元サッカー日本代表の武藤らがセカンドキャリア考えるイベントに参加「現役のうちにやれることを」

小森 有喜 小森 有喜

現役Jリーガーらがセカンドキャリアのあり方を考えるイベントがこのほど、東京都内で開かれた。柏レイソルの武藤雄樹選手(35)=2015年日本代表=らアスリートが参加し、元アスリートの体験談やセカンドキャリアの事例について学んだ。

「アスリートが自身のキャリアを考えるセミナー」と題してパソナグループとエースポーツクリエイションが開き、4回目。武藤選手のほか名古屋グランパスの森下龍矢選手(26) =23年日本代表=、FC東京の山下敬大選手(27)ら計9人のJリーガーやビーチバレーボール選手が参加した。

元Jリーガーで水戸ホーリーホックのゼネラルマネージャー西村卓朗さんはオンラインで講和。クラブで選手向けに実施するキャリア支援の取り組み「MAKE VALUE PROJECT(MVP)」を紹介した。

選手との面談を通じて希望するキャリアやビジョンを探りつつ、集団研修で社会人としての基礎知識を伝えているという。西村さんは、現役アスリートが高めるべき力は競技能力のみではないとし「社会に対する影響力や発信力(マーケットバリュー)、生い立ちやキャラクターなどを含めどんな共感を生み出せるのか(ストーリーバリュー)も重要」とした。

MVPでは選手の企業インターンシップへの参加促進にも取り組み、昨年には「ルイ・ヴィトン」で選手が接客体験を行うなどした。西村さんは現役時代のうちに自己認識を深める重要性を強調し「行動しながら自分のあり方を追求し続けてほしい」と語った。

続いてBリーグ三遠ネオフェニックスのゼネラルマネージャー秦英之さんが、アスリート時代からの経験を振り返った。アメフトの社会人Xリーグチーム「アサヒビールシルバースター」の選手として日本一も経験している秦さん。徹底した体調管理やトレーニングが実を結んだことで「ここまでやれば日本一になれる、逆に言えばここまでやらないと日本一になれない、と気づけた経験はおのずと後の仕事にも生きてきた」と振り返った。
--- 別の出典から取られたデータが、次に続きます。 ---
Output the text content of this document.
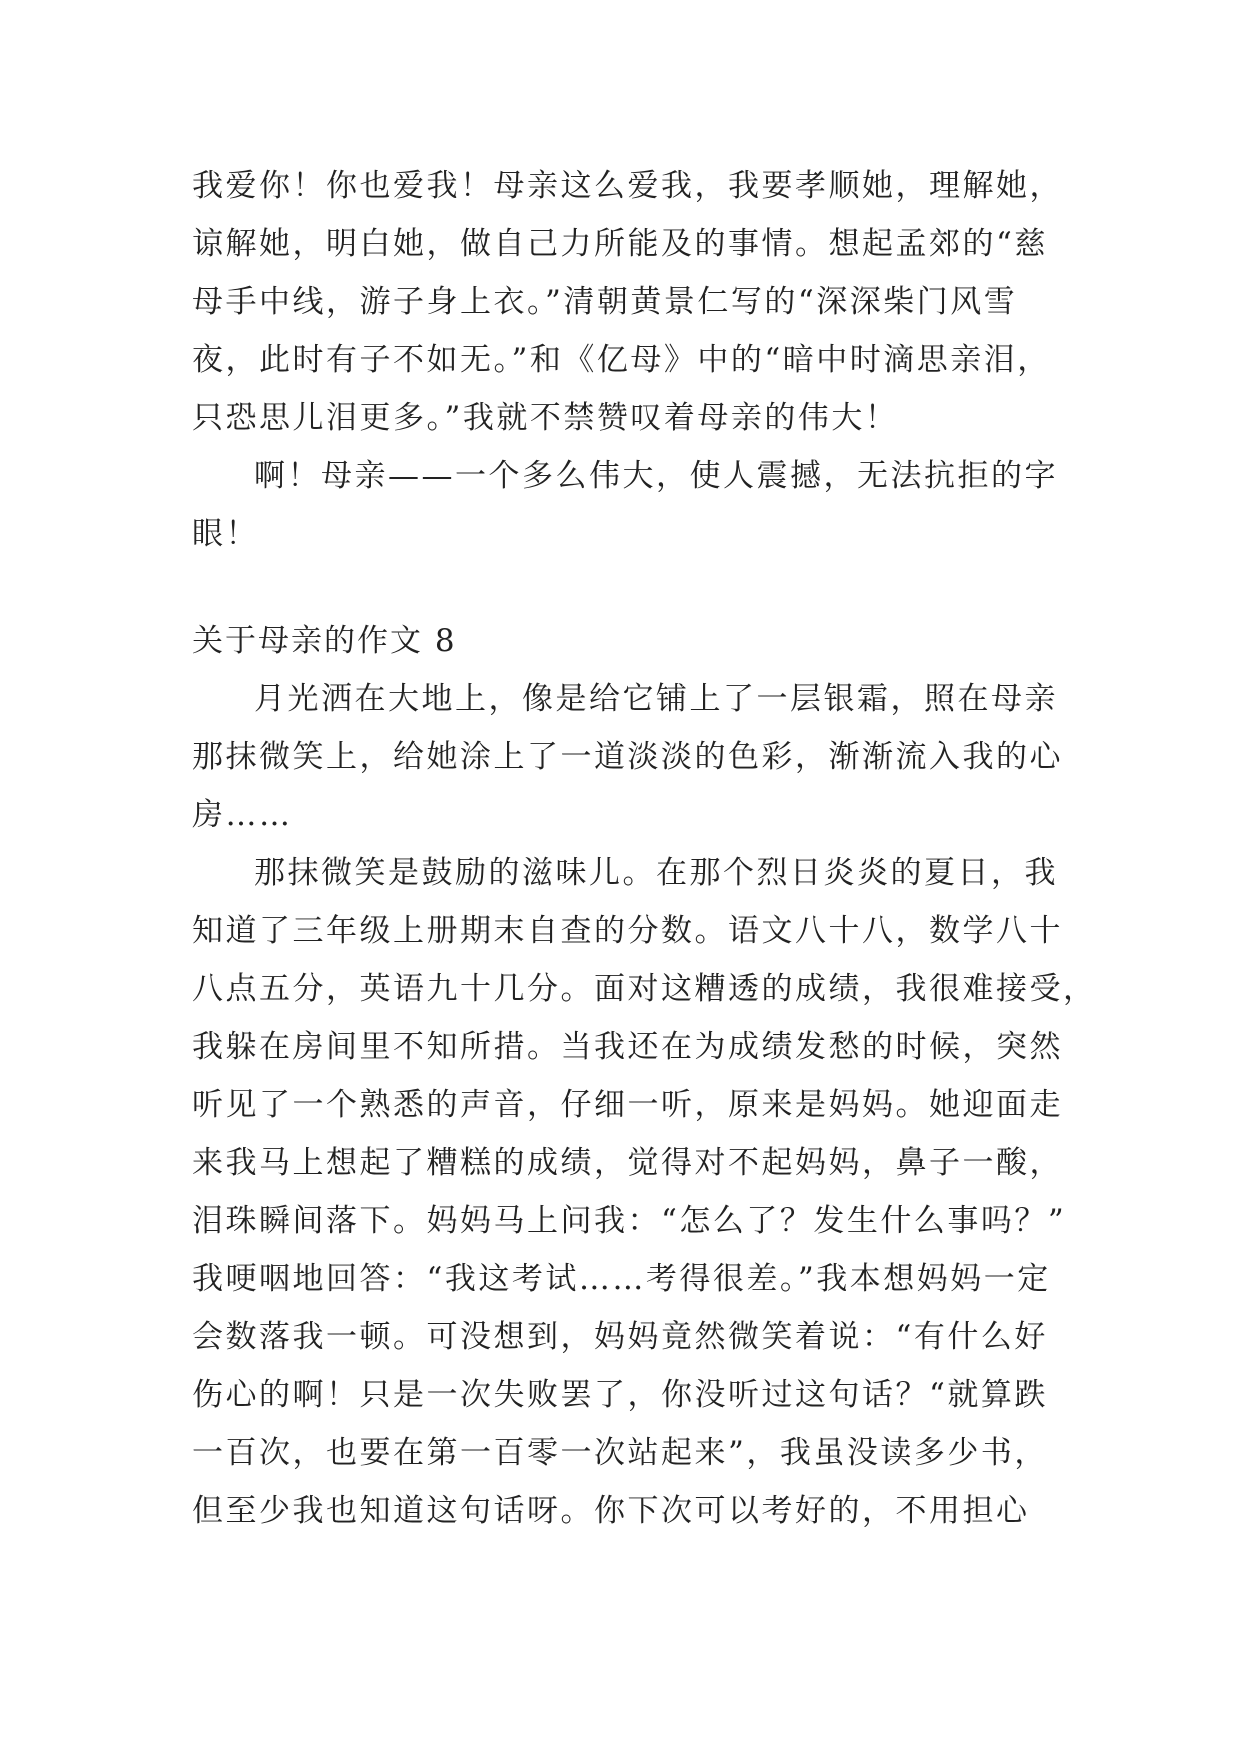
我爱你！你也爱我！母亲这么爱我，我要孝顺她，理解她，
谅解她，明白她，做自己力所能及的事情。想起孟郊的“慈
母手中线，游子身上衣。”清朝黄景仁写的“深深柴门风雪
夜，此时有子不如无。”和《亿母》中的“暗中时滴思亲泪，
只恐思儿泪更多。”我就不禁赞叹着母亲的伟大！
啊！母亲——一个多么伟大，使人震撼，无法抗拒的字
眼！
关于母亲的作文 8
月光洒在大地上，像是给它铺上了一层银霜，照在母亲
那抹微笑上，给她涂上了一道淡淡的色彩，渐渐流入我的心
房……
那抹微笑是鼓励的滋味儿。在那个烈日炎炎的夏日，我
知道了三年级上册期末自查的分数。语文八十八，数学八十
八点五分，英语九十几分。面对这糟透的成绩，我很难接受，
我躲在房间里不知所措。当我还在为成绩发愁的时候，突然
听见了一个熟悉的声音，仔细一听，原来是妈妈。她迎面走
来我马上想起了糟糕的成绩，觉得对不起妈妈，鼻子一酸，
泪珠瞬间落下。妈妈马上问我：“怎么了？发生什么事吗？”
我哽咽地回答：“我这考试……考得很差。”我本想妈妈一定
会数落我一顿。可没想到，妈妈竟然微笑着说：“有什么好
伤心的啊！只是一次失败罢了，你没听过这句话？“就算跌
一百次，也要在第一百零一次站起来”，我虽没读多少书，
但至少我也知道这句话呀。你下次可以考好的，不用担心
現役引退後はソニーで海外営業などを担当し、FIFAと連携した一大プロジェクトでも活躍。その後、スポーツ専門調査コンサルティング会社の地域代表やJリーグ特任理事などを歴任した。秦さんは「10個の重要メッセージ」として、スポーツビジネスに関して「好き」という気持ちだけでなく客観的な視点が重要▷他の興行に大きなヒントがある▷お金の流れや産業構造全体を理解してほしい▷人との繋がりを大切にしてほしいーなどと伝えた。

このほか、かつて現役選手としてこのセミナーを受講していた元女子ビーチバレーボール日本代表の草野歩さん(現パソナグループアスリートコーチ)、元湘南ベルマーレの選手で現在は同クラブで営業スタッフとして勤務する島村毅さんも登壇した。

プロ14年目の武藤選手は今年5月、千葉でスポーツスクールを開校した。「ベテランになり引退が見えてきている時期で(セカンドキャリアへの)アンテナは張ってきた。現役のうちにやれることはたくさんあると感じる」と話した。森下選手は「サッカー以外にもやりたいことがたくさんあるのでとても勉強になった。スポーツを通した地方創生にも興味がある」と語った。